# Been 4 a walk



## HOBIE (Jun 21, 2014)

Not at work today.  been for a couple mile walk.  Having day off tomorrow & going out for bait


----------



## HOBIE (Jun 29, 2014)

Short walk today, going to have a heavy week. I can feel it in me bones. Getting picked up at 7 (for a change) & then off to Leeds again. Not many breaks when I get there  Two flasks of "T" & that's mainly on the way back. Its tuff at the top !


----------



## Mrs Mad Ronin (Jun 29, 2014)

I hope the week isn't as bad as you expect


----------



## trophywench (Jun 29, 2014)

Whenever I see comments like 'going out for bait' I always imagine people in a fishing tackle shop, and want to say 'Well don't think you can put your maggots in my fridge, cos you can't!'

B good job Pete is into big carp, not ordinary coarse, isn't it !


----------



## HOBIE (Jun 29, 2014)

Sea fish don't eat baby things with wings. Being a "Geordie" I think I am allowed to call food "Bait"


----------



## trophywench (Jun 29, 2014)

Neither do carp  - they eat bloodworm in the wild, particle when the lake owner feeds em in the winter - and hopefully Pete's boilies when he's dangling his hook !


----------



## HOBIE (Jun 29, 2014)

Did you go out for a walk TW ? It was a nice day


----------



## trophywench (Jun 29, 2014)

We did !  I hate walking round here, it's so blooming boring - no really nice front gardens - most people in our road seem to have block paved their front gardens and virtually every house is uPVC double glazed with boring white front doors to match, so not even a nice paint job or a really nice wooden front door to look at !

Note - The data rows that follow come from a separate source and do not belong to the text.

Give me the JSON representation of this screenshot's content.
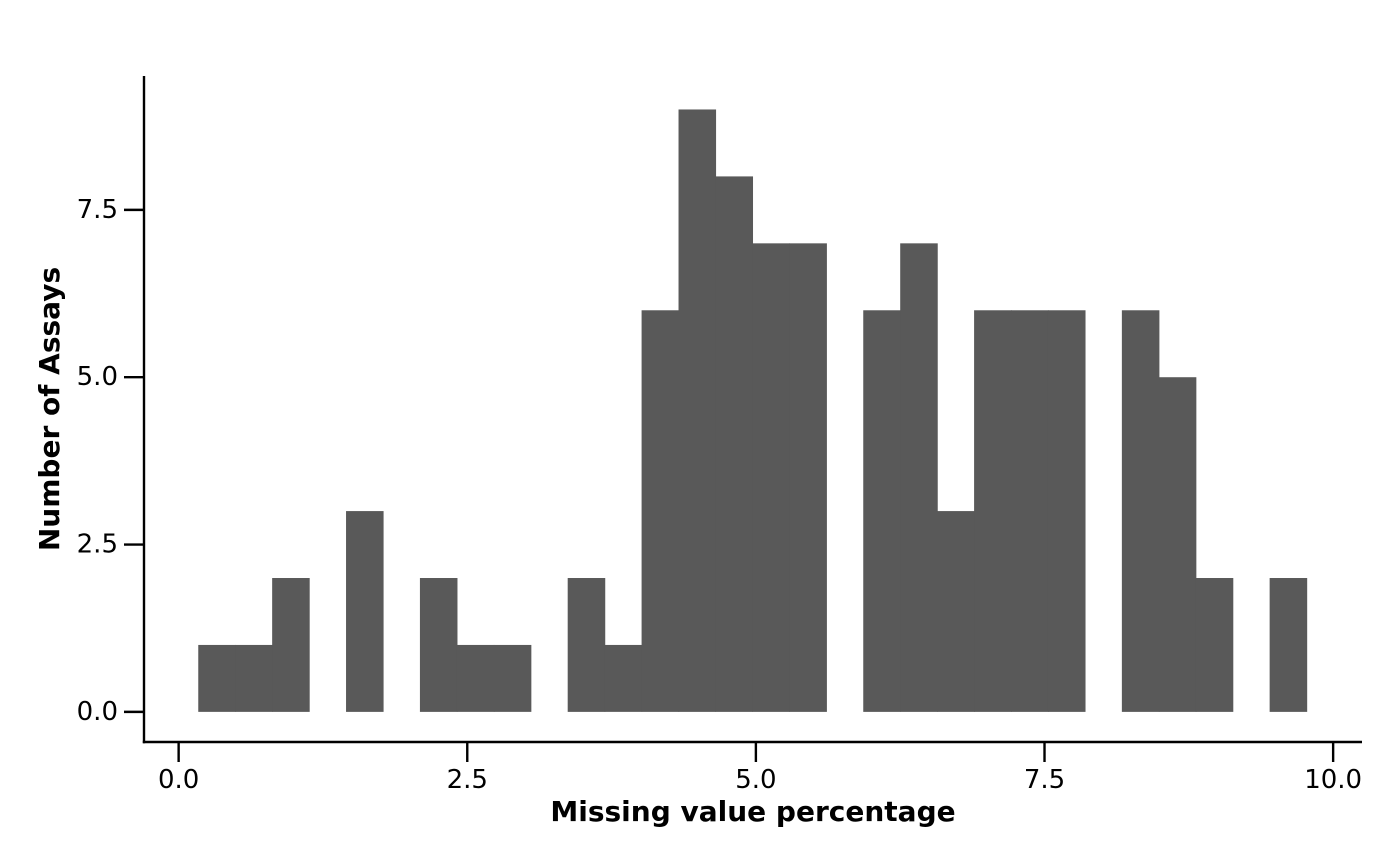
{
  "chart_data": {
    "type": "bar",
    "title": "",
    "xlabel": "Missing value percentage",
    "ylabel": "Number of Assays",
    "xlim": [
      -0.3,
      10.25
    ],
    "ylim": [
      -0.45,
      9.5
    ],
    "x_ticks": [
      0.0,
      2.5,
      5.0,
      7.5,
      10.0
    ],
    "x_tick_labels": [
      "0.0",
      "2.5",
      "5.0",
      "7.5",
      "10.0"
    ],
    "y_ticks": [
      0.0,
      2.5,
      5.0,
      7.5
    ],
    "y_tick_labels": [
      "0.0",
      "2.5",
      "5.0",
      "7.5"
    ],
    "bin_width": 0.32,
    "bin_start": 0.17,
    "counts": [
      1,
      1,
      2,
      0,
      3,
      0,
      2,
      1,
      1,
      0,
      2,
      1,
      6,
      9,
      8,
      7,
      7,
      0,
      6,
      7,
      3,
      6,
      6,
      6,
      0,
      6,
      5,
      2,
      0,
      2
    ],
    "bar_color": "#595959",
    "grid": false,
    "legend": "none"
  }
}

We walked approx. 2 miles  (OK not far, but the pavement slopes down towards the road so that makes it quite hard work!) and saw one bloke with a dog, all the time we were out.

But it was 2 miles further than either of us has walked for AGES, so it's a start !


----------



## HOBIE (Jun 30, 2014)

Good stuff Tw !  You cant beat getting out in the fresh air.  Its the summer I think


----------



## Laura davies (Jun 30, 2014)

I have walked more than ever this past few weeks its free, good for you and blows the cobwebs away


----------



## HOBIE (Jul 3, 2014)

Need a rest  Was up at 5am yesterday. Drove to Leeds, worked very hard all day (Rewire) & got in the door 11pm. Well goosed to day. Spent all day going up & down ladders & under floorboards.     Still think I am 20


----------



## Northerner (Jul 3, 2014)

HOBIE said:


> Need a rest  Was up at 5am yesterday. Drove to Leeds, worked very hard all day (Rewire) & got in the door 11pm. Well goosed to day. Spent all day going up & down ladders & under floorboards.     Still think I am 20



Blimey! You need to slow down a bit Hobie!


----------



## Laura davies (Jul 3, 2014)

Blimey Hobie i think you are 20 hee hee!


----------



## HOBIE (Jul 3, 2014)

Feel like I have done that type of thing for to long. When I was in my twenties I used to get up at 4am & be working in Oxford st London at 9.30am. There 3 days then go home. Drove there & back  by self no bother. NOT being 20 anymore is the problem   One of the pleasures of being self employed


----------



## HOBIE (Nov 9, 2014)

Short walk today there & back for remembrance day, Weather perfect


----------



## trophywench (Nov 9, 2014)

Good for you Hobie; we have our march and service on Tuesday, the 11th of course.  Sadly less and less of the WW veterans every year of course and you can't get near the War memorial - but it's still always very well attended.


----------



## HOBIE (Nov 9, 2014)

There was a couple of Forces blokes there & I made sure I shock there hands. & it was a perfect day for a walk out  Thanks TW


----------



## HOBIE (Nov 9, 2014)

Just read that Laura ! My head feel like 20 but


----------



## HOBIE (Nov 23, 2014)

Short walk this morning, No rain


----------